Tuesday, July 10, 2007

La piedad peligrosa (La impaciencia del corazón) (1999)


Cuando yo tenía dieciséis años, mi padre, que solía comprar libros de kiosco, dejó en casa un ejemplar deslucido, de pastas blandas de cartoné, de La piedad peligrosa de Zweig, editada –creo recordar- por Plaza y Janés. Una portada bastante poco estimulante, con un cromo de una paralítica en silla de ruedas, no animaba precisamente a una lectura entusiasta. Sin embargo, recuerdo haber leído con bastante interés, aunque con dudoso provecho, esta obra mayor que un mocoso adolescente no puede estar en disposición, ni siquiera aproximada, de abordar y entender.

Stefan Zweig, riguroso contemporáneo y conciudadano de luminarias como Broch, Musil o Canetti, tenía alma quebradiza y sutileza de espíritu propias de un judío vienés. Fue poeta destacado, brilló sobremanera en el difícil género de la biografía histórica, al que aportó un acercamiento pasional e intuitivo particularmente sugerente, y se adentró en el mundo novelesco con este aldabonazo sobre la buena conciencia de sus lectores.
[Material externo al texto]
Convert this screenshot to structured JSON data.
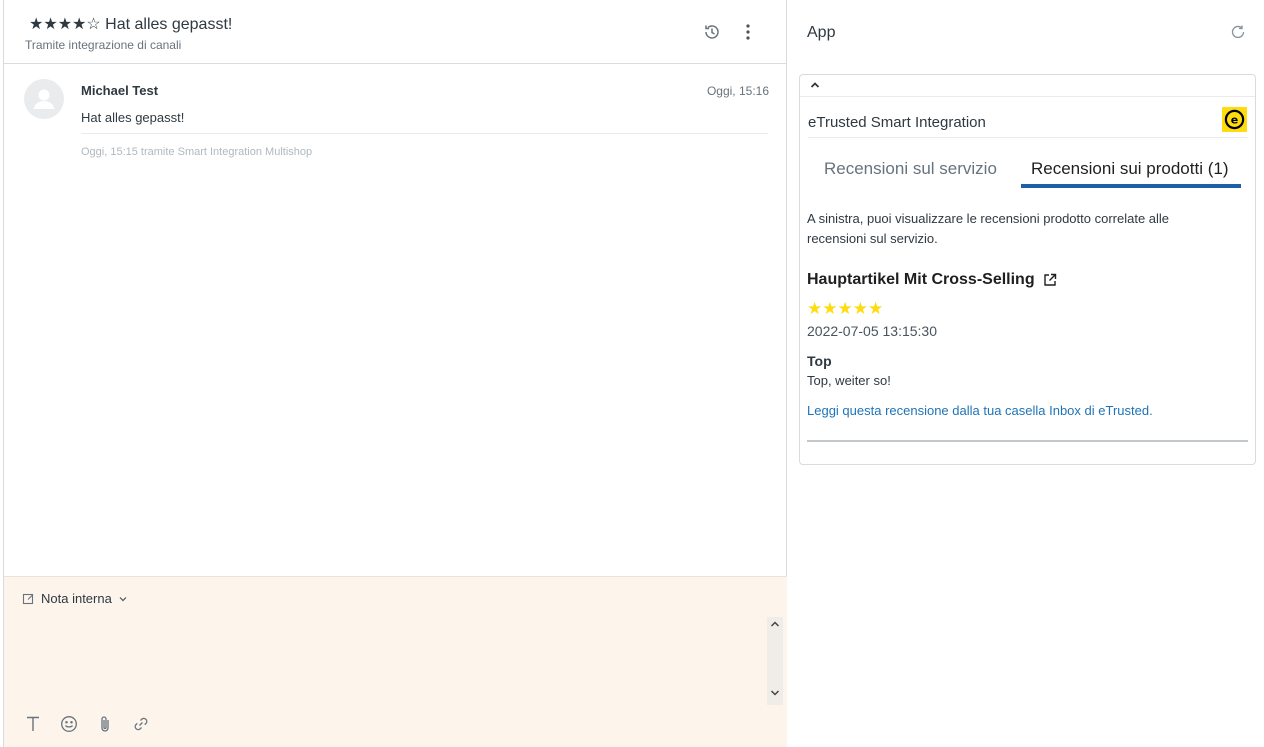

Se trata, sin duda ni disfraz, de una novela de tesis, cuyo enunciado se resume en la frase de ese curioso personaje llamado Doctor Condor, recogida en la solapa de la actual edición, que contiene las palabras de su título original alemán (Ungeduld des Herzens, Impaciencia del corazón): “Hay dos clases de piedad. Una, la débil y sentimental, no es más que impaciencia del corazón por librarse lo antes posible de la embarazosa conmoción que padece ante la desgracia ajena; esa compasión no es compasión, es tan sólo apartar instintivamente el dolor ajeno del propio espíritu. La otra, la única que cuenta… la compasión no sentimental, pero creativa, sabe lo que quiere y está decidida a resistir, paciente y sufriente, hasta sus últimas fuerzas e incluso más allá.” Esta homilía que Condor dirige al teniente Hoffmiller no es todo lo eficaz que aquél quisiera pero sí todo lo pregnante que pueda ser en la conciencia de éste, cuyo espíritu pusilánime, si bien bondadoso y sincero, le fuerza, empujado por las circunstancias, a un heroísmo convencional, tan estéril como impremeditado. Hacer coincidir el fatídico (aunque anunciado y previsible) final de la desdichada Edith con el asesinato de Sarajevo, que provoca el estallido de la Primera Guerra Mundial, es algo más que un mero efecto teatral para precipitar un desenlace, que no es tanto consecuencia de una matemáticamente perversa combinación de aconteceres cuanto fruto de unas insuficientes conductas previas. Ni siquiera es casual que la música amada del teniente Hoffmiller sea el Orfeo y Eurídice, de Glück, en cuya representación otro azar despierta su adormecida culpa.

La influencia del pensamiento psicoanalítico, freudiano por más señas, en la construcción del relato es evidente, pero no por ello queda aquélla perjudicada. La presencia de, al menos, dos suicidios en la novela se nos antoja una trágica premonición del destino de su autor.

El personaje del viejo Kekesfalva, aún con sus reminiscencias dickensianas, es un hallazgo literario de primerísimo orden, al igual que el ya mencionado Doctor Condor, a quien Zweig otorga condición de portavoz de su discurso. Sin duda, una gran novela, tal vez inconvenientemente sazonada, para el gusto de los actuales paladares, de una algo cargante moralina. Pero barrunto que es éste un problema que afecta más a los paladares actuales que a la talla literaria de Stefan Zweig.

1 comment:

june said...

Uno de mis libros favoritos....también de mi adolescencia.